The Minecraft water modelling is quirky to say the least. The most irksome behaviour is often experienced when dealing with large, deep bodies of water. Scooping up a water block from the surface of a lake or ocean 2 or more blocks deep will cause a whirlpool to appear. Removing solid blocks from a coastline leaves impossible waterfalls. Minecraft player Zarigani felt it was about time that this was fixed and made his Falling Water mod. Have a look:
Zarigani’s solution is a 2-step implementation that works with the current model, rather than rewrite it. Step 1 is to change how flowing water works with water source blocks. Instead of flowing into the source block, it now flows over it as if it was a solid block. This allows you to pour water onto a body of water and have it flow on top, making 2+ deep pools with no underwater currents is now possible. Step 2 is to allow unsupported water blocks to fall. This allows you to dig underwater annot end up with water currents. The water above the removed bloack all falls and the gap at the surface can be re-filled by water flowing from the source blocks to the side.

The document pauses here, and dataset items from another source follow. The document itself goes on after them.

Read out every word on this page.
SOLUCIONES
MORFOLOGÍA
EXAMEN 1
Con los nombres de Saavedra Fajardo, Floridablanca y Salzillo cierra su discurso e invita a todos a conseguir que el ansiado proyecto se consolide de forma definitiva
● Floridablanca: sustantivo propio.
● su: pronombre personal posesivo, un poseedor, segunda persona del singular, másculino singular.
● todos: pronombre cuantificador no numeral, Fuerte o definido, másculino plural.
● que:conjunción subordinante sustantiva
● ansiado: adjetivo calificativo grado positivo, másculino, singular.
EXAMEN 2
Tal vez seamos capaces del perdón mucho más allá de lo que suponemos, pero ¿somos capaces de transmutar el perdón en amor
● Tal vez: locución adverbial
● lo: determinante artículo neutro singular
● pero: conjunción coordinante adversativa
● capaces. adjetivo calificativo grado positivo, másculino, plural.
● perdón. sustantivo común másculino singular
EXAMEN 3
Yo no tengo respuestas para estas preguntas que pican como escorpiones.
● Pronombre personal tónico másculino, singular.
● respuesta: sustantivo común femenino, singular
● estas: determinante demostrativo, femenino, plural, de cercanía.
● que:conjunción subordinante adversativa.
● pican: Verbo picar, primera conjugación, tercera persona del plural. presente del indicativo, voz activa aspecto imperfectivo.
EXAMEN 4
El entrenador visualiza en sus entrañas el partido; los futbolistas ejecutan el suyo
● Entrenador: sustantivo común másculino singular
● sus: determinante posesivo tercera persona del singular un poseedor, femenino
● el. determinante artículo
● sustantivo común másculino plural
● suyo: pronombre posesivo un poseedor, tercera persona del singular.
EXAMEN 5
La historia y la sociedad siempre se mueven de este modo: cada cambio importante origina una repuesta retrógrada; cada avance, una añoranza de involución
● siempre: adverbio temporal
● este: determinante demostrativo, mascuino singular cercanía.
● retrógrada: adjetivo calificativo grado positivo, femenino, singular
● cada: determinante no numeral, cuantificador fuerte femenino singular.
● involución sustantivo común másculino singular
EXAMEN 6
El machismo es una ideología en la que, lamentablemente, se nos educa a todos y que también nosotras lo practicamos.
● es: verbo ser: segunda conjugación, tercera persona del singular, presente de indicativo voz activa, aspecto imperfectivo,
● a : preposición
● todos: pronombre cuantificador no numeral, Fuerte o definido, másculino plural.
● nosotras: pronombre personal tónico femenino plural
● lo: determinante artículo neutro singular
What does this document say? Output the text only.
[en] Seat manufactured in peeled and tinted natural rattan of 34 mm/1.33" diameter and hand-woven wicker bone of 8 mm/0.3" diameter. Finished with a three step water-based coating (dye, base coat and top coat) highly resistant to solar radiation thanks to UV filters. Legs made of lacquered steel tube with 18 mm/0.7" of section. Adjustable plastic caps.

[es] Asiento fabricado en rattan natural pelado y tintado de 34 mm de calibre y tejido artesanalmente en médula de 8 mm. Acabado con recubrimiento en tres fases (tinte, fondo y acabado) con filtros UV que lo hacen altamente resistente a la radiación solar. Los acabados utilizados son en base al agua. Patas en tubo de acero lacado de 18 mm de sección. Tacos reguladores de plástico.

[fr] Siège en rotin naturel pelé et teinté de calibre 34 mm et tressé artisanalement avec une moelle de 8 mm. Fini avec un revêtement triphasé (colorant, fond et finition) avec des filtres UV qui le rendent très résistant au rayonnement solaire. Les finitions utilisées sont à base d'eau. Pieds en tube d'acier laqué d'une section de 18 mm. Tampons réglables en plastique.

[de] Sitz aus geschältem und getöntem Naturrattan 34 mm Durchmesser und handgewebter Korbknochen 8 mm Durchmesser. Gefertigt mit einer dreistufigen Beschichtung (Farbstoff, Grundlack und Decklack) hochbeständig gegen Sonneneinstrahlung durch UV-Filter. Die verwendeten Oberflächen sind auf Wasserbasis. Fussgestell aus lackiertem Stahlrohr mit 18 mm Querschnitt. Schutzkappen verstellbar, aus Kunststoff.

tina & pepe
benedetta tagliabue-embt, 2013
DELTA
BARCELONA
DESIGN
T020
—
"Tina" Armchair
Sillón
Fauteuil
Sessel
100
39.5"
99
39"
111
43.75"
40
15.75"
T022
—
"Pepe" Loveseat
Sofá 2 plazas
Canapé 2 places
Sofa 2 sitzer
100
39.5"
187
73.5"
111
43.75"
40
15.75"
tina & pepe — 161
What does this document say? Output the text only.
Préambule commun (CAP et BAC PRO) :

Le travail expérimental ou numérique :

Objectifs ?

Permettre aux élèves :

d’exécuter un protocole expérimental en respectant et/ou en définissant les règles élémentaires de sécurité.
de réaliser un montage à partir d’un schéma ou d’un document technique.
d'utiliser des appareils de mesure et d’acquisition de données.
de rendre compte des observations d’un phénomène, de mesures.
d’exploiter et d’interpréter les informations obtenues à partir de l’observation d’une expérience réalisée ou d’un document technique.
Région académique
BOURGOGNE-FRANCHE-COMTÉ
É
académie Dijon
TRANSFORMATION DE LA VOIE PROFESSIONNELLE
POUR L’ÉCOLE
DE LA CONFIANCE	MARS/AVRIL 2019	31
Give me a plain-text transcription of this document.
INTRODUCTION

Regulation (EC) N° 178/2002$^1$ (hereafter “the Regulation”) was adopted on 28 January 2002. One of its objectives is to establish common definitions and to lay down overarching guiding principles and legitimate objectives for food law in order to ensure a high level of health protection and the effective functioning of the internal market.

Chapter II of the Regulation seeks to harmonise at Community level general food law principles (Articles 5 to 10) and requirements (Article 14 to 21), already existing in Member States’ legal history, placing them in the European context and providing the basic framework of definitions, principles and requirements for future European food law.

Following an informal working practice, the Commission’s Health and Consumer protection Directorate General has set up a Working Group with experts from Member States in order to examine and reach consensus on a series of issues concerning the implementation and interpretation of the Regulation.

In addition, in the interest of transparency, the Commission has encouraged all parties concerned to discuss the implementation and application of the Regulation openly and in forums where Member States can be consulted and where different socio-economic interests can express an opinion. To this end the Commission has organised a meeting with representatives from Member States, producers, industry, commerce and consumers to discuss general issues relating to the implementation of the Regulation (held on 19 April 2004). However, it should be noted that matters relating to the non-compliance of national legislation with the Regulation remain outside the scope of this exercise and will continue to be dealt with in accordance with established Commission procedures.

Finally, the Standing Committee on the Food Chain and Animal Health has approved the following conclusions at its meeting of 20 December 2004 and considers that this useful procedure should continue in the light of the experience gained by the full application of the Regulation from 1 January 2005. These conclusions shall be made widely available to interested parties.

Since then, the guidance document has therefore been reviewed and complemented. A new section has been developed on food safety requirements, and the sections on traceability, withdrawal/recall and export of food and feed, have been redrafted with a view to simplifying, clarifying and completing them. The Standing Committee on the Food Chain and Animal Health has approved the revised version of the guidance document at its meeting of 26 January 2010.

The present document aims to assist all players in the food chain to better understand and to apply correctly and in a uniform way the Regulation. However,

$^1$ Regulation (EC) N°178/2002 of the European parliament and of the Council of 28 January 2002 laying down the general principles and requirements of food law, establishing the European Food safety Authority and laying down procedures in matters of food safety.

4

Falling water isn’t the only water mod out there. You may be interested in Finite Liquid which approaches the problem by implementing a solution similar to what Dwarf Fortress use. Water flows more realistically and even pressure is rudementally modelled so that U-bends will equalize, Pascal would be so proud. Rainfall also creates more water and there is also pipes, pumps and other blocks to play with. Trapped pockets of combustable methane is also in the mod. It is however more CPU intensive than Falling Water and as such large bodies of water don’t get the Finite Water modelling and it falls back on the default model.
Falling Water is currently available for 1.8.1 Beta and 1.9 PR5. There isn’t much documentation but it appears to be a pair of .class files that you drop into a Minecraft.Jar that has ModLoader already in it. No word of Server Compatibility or any sort of plugin.